Fast forward to last week...the week of her surgery. We got up early and drove for 45 minutes to get to the hospital by 7:45 AM on Thursday. Me, Savanna, and her dad spent ALL day seeing doctors, nurses, dieticians, pharmacists. She gave blood, took multiple x-rays, and participated in a study. Her emotions were all over the place, but for the most part...she did well. She was looking forward to getting "straightened out" and although no one sugar coated what she would go through...I knew she had no concept of what she was in for. The doctor decided to do the posterior surgery.

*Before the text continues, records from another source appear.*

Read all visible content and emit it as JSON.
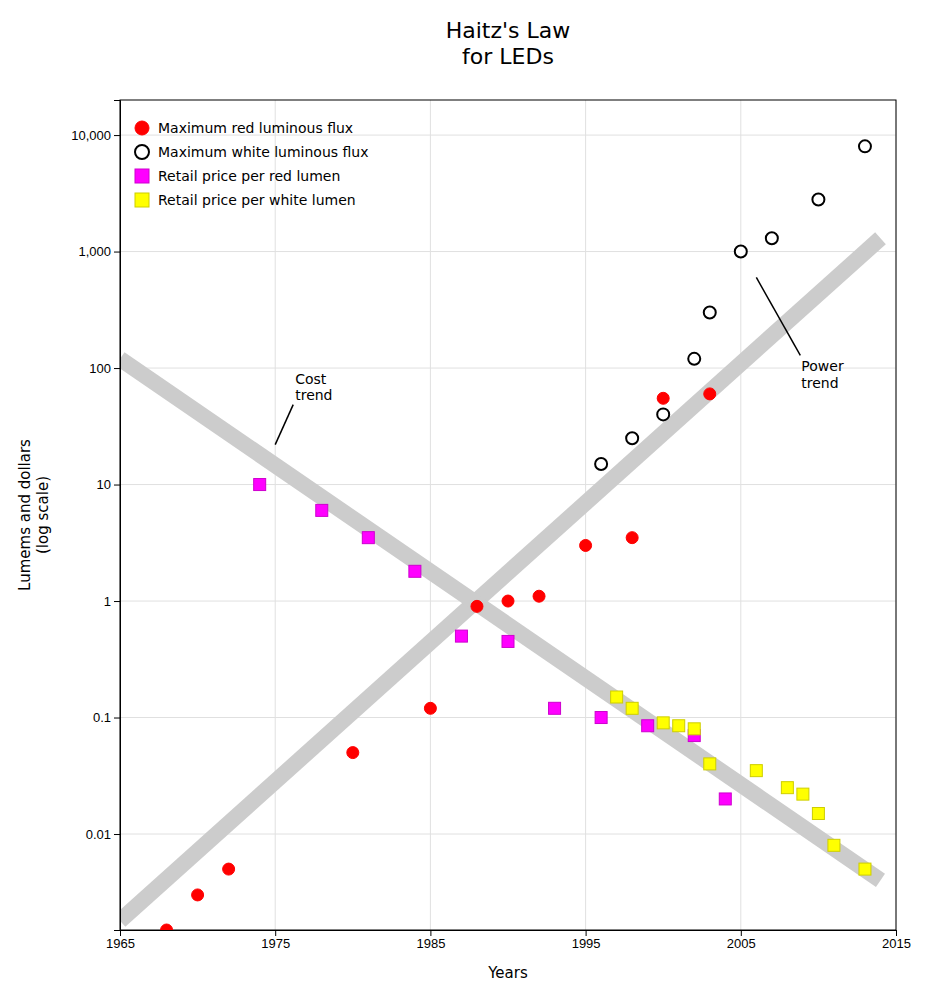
{
  "chart_data": {
    "type": "scatter",
    "title": "Haitz's Law\nfor LEDs",
    "x_label": "Years",
    "y_label": "Lumems and dollars\n(log scale)",
    "log": "y",
    "grid": true,
    "legend": "upper left",
    "xlim": [
      1965,
      2015
    ],
    "ylim": [
      0.0015,
      20000
    ],
    "xticks": [
      1965,
      1975,
      1985,
      1995,
      2005,
      2015
    ],
    "yticks": [
      0.01,
      0.1,
      1,
      10,
      100,
      {
        "value": 1000,
        "label": "1,000"
      },
      {
        "value": 10000,
        "label": "10,000"
      }
    ],
    "series": [
      {
        "type": "line",
        "color": "#cccccc",
        "x": [
          1965,
          2014
        ],
        "values": [
          0.0018,
          1300
        ]
      },
      {
        "type": "line",
        "color": "#cccccc",
        "x": [
          1965,
          2014
        ],
        "values": [
          120,
          0.004
        ]
      },
      {
        "name": "Maximum red luminous flux",
        "color": "#ff0000",
        "marker": "circle",
        "x": [
          1968,
          1970,
          1972,
          1980,
          1985,
          1988,
          1990,
          1992,
          1995,
          1998,
          2000,
          2003
        ],
        "values": [
          0.0015,
          0.003,
          0.005,
          0.05,
          0.12,
          0.9,
          1.0,
          1.1,
          3.0,
          3.5,
          55,
          60
        ]
      },
      {
        "name": "Maximum white luminous flux",
        "color": "#000000",
        "marker": "open-circle",
        "x": [
          1996,
          1998,
          2000,
          2002,
          2003,
          2005,
          2007,
          2010,
          2013
        ],
        "values": [
          15,
          25,
          40,
          120,
          300,
          1000,
          1300,
          2800,
          8000
        ]
      },
      {
        "name": "Retail price per red lumen",
        "color": "#ff00ff",
        "marker": "square",
        "x": [
          1974,
          1978,
          1981,
          1984,
          1987,
          1990,
          1993,
          1996,
          1999,
          2002,
          2004
        ],
        "values": [
          10,
          6,
          3.5,
          1.8,
          0.5,
          0.45,
          0.12,
          0.1,
          0.085,
          0.07,
          0.02
        ]
      },
      {
        "name": "Retail price per white lumen",
        "color": "#ffff00",
        "marker": "square",
        "x": [
          1997,
          1998,
          2000,
          2001,
          2002,
          2003,
          2006,
          2008,
          2009,
          2010,
          2011,
          2013
        ],
        "values": [
          0.15,
          0.12,
          0.09,
          0.085,
          0.08,
          0.04,
          0.035,
          0.025,
          0.022,
          0.015,
          0.008,
          0.005
        ]
      }
    ],
    "annotations": [
      {
        "text": "Cost\ntrend",
        "x": 1975,
        "y": 22
      },
      {
        "text": "Power\ntrend",
        "x": 2006,
        "y": 600
      }
    ]
  }
}
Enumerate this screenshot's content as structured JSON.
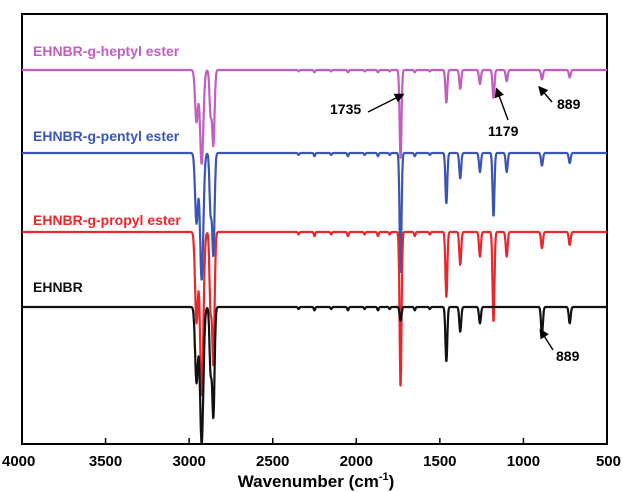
{
  "chart_data": {
    "type": "line",
    "xlabel": "Wavenumber (cm",
    "xlabel_sup": "-1",
    "xlabel_close": ")",
    "x_reversed": true,
    "xlim": [
      4000,
      500
    ],
    "xticks": [
      "4000",
      "3500",
      "3000",
      "2500",
      "2000",
      "1500",
      "1000",
      "500"
    ],
    "yticks": [],
    "grid": false,
    "legend": "inline labels next to each trace",
    "series": [
      {
        "name": "EHNBR-g-heptyl ester",
        "color": "#c15ec0",
        "bands": [
          [
            2956,
            0.55
          ],
          [
            2925,
            1.0
          ],
          [
            2872,
            0.45
          ],
          [
            2855,
            0.8
          ],
          [
            1735,
            0.95
          ],
          [
            1461,
            0.35
          ],
          [
            1378,
            0.2
          ],
          [
            1260,
            0.15
          ],
          [
            1179,
            0.3
          ],
          [
            1100,
            0.12
          ],
          [
            889,
            0.1
          ],
          [
            723,
            0.08
          ]
        ]
      },
      {
        "name": "EHNBR-g-pentyl ester",
        "color": "#3b55b5",
        "bands": [
          [
            2956,
            0.55
          ],
          [
            2925,
            1.0
          ],
          [
            2872,
            0.45
          ],
          [
            2855,
            0.8
          ],
          [
            1735,
            0.95
          ],
          [
            1461,
            0.4
          ],
          [
            1378,
            0.2
          ],
          [
            1260,
            0.15
          ],
          [
            1179,
            0.5
          ],
          [
            1100,
            0.15
          ],
          [
            889,
            0.1
          ],
          [
            723,
            0.08
          ]
        ]
      },
      {
        "name": "EHNBR-g-propyl ester",
        "color": "#e8272b",
        "bands": [
          [
            2956,
            0.55
          ],
          [
            2925,
            1.0
          ],
          [
            2872,
            0.45
          ],
          [
            2855,
            0.8
          ],
          [
            1735,
            0.95
          ],
          [
            1461,
            0.4
          ],
          [
            1378,
            0.2
          ],
          [
            1260,
            0.15
          ],
          [
            1179,
            0.55
          ],
          [
            1100,
            0.15
          ],
          [
            889,
            0.1
          ],
          [
            723,
            0.08
          ]
        ]
      },
      {
        "name": "EHNBR",
        "color": "#111111",
        "bands": [
          [
            2956,
            0.55
          ],
          [
            2925,
            1.0
          ],
          [
            2872,
            0.45
          ],
          [
            2855,
            0.8
          ],
          [
            1735,
            0.1
          ],
          [
            1461,
            0.4
          ],
          [
            1378,
            0.18
          ],
          [
            1260,
            0.12
          ],
          [
            889,
            0.2
          ],
          [
            723,
            0.12
          ]
        ]
      }
    ],
    "annotations": [
      {
        "text": "1735",
        "x": 1735,
        "series": 0
      },
      {
        "text": "1179",
        "x": 1179,
        "series": 0
      },
      {
        "text": "889",
        "x": 889,
        "series": 0
      },
      {
        "text": "889",
        "x": 889,
        "series": 3
      }
    ]
  }
}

There's less chance of infection when the organs don't have to be moved like they are in the anterior option, but that means the doctor has to move the big muscles of the back which causes a lot of pain during recovery. I worried about her recovery. I wondered how she would hold up emotionally.The surgery was successful and went exactly as planed. MOST kids are groggy...tired...and super sleepy after a 4 hour surgery when they are wheeled into the recovery area...not Savanna. She was trying to sit up and talked incessantly. She kept taking my hand and saying "Is this a dream?" I said, "No. You are all done, baby." She would say "I did it?!?!?!" I said, "Yes. You did!" It amazed everyone there...and for the next 2 days...she continued to amaze us. She was so determined to get better. She wanted to be taken off all the things that were keeping her in bed.

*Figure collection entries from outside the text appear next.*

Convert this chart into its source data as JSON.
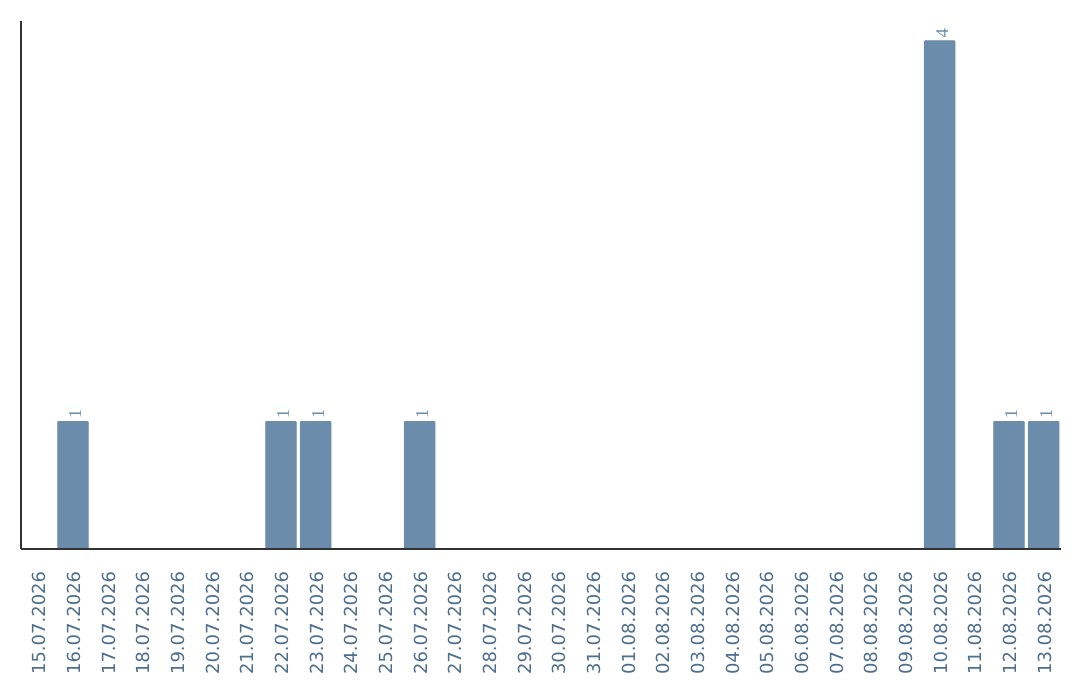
{
  "chart_data": {
    "type": "bar",
    "categories": [
      "15.07.2026",
      "16.07.2026",
      "17.07.2026",
      "18.07.2026",
      "19.07.2026",
      "20.07.2026",
      "21.07.2026",
      "22.07.2026",
      "23.07.2026",
      "24.07.2026",
      "25.07.2026",
      "26.07.2026",
      "27.07.2026",
      "28.07.2026",
      "29.07.2026",
      "30.07.2026",
      "31.07.2026",
      "01.08.2026",
      "02.08.2026",
      "03.08.2026",
      "04.08.2026",
      "05.08.2026",
      "06.08.2026",
      "07.08.2026",
      "08.08.2026",
      "09.08.2026",
      "10.08.2026",
      "11.08.2026",
      "12.08.2026",
      "13.08.2026"
    ],
    "values": [
      0,
      1,
      0,
      0,
      0,
      0,
      0,
      1,
      1,
      0,
      0,
      1,
      0,
      0,
      0,
      0,
      0,
      0,
      0,
      0,
      0,
      0,
      0,
      0,
      0,
      0,
      4,
      0,
      1,
      1
    ],
    "value_labels": [
      null,
      "1",
      null,
      null,
      null,
      null,
      null,
      "1",
      "1",
      null,
      null,
      "1",
      null,
      null,
      null,
      null,
      null,
      null,
      null,
      null,
      null,
      null,
      null,
      null,
      null,
      null,
      "4",
      null,
      "1",
      "1"
    ],
    "color": "#6b8cab"
  }
}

Sunday morning they took her off oxygen and took her epidural and catheter out. She was so excited...and then reality set in. Once she was no longer attached to the epidural, her pain had to be managed through pills...and it's not the same. She was accustomed to a constant flow of medication.Everyone has been amazed be Savy's strength and great attitude throughout this process. It's not because she never had any low times. Savanna had times where she cried, but they were few and far between. She also had times where she felt angry and wondered if her decision to have surgery was worth it. The thing is...every time this happened, it was short lived. She was always able to dig down and find strength that I didn't know she had. She still has a long recovery ahead. It's hard to readjust your whole body alignment and it's hard to build back the physical strength after being in bed. Savanna has learned that lying in bed and sleeping is not the way to recover. When she is hurting, she gets up and walks laps in our house...not because I tell her too either. It's always HER decision.Some people think that being strong means NEVER having a weak moment...never shedding a tear...never feeling afraid. I disagree. Being strong doesn't mean being perfect. It's not about being a robot that feels and shows no emotion. When life gets you down or pain clouds your judgement, we all have the ability to find strength and work through those emotions...IF we choose to.

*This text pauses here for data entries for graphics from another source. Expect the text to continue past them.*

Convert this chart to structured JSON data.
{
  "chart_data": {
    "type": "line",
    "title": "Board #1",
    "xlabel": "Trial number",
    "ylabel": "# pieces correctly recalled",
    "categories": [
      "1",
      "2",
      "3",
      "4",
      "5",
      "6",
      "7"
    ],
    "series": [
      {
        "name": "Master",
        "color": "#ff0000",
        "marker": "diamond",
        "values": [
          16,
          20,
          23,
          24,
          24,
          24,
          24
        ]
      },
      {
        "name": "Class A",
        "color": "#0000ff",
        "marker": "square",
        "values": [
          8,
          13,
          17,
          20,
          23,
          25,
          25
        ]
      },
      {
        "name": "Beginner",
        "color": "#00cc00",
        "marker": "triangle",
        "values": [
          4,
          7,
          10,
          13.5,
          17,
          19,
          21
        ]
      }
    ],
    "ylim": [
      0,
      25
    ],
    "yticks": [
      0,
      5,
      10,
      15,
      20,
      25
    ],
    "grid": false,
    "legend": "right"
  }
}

I have been exhausted. It wasn't fun sleeping in a plastic fold out bed for 5 nights and being woken up every two hours. I missed working out and eating normal food, but I wouldn't have done it any other way. What I sacrificed was tiny compared to what my daughter has endured. Savanna has taught me so much over the past week. The last day we were in the hospital, we were walking laps around the floor and she was getting tired and hurting. She turned and looked at me with those big blue eyes and said, "Mom. I'm proud of myself! I think that if I can do this...I can do anything for the rest of my life!" I smiled and said, "Yes you can Savanna! I'm proud of you too!Savanna found her strong. Have you found yours?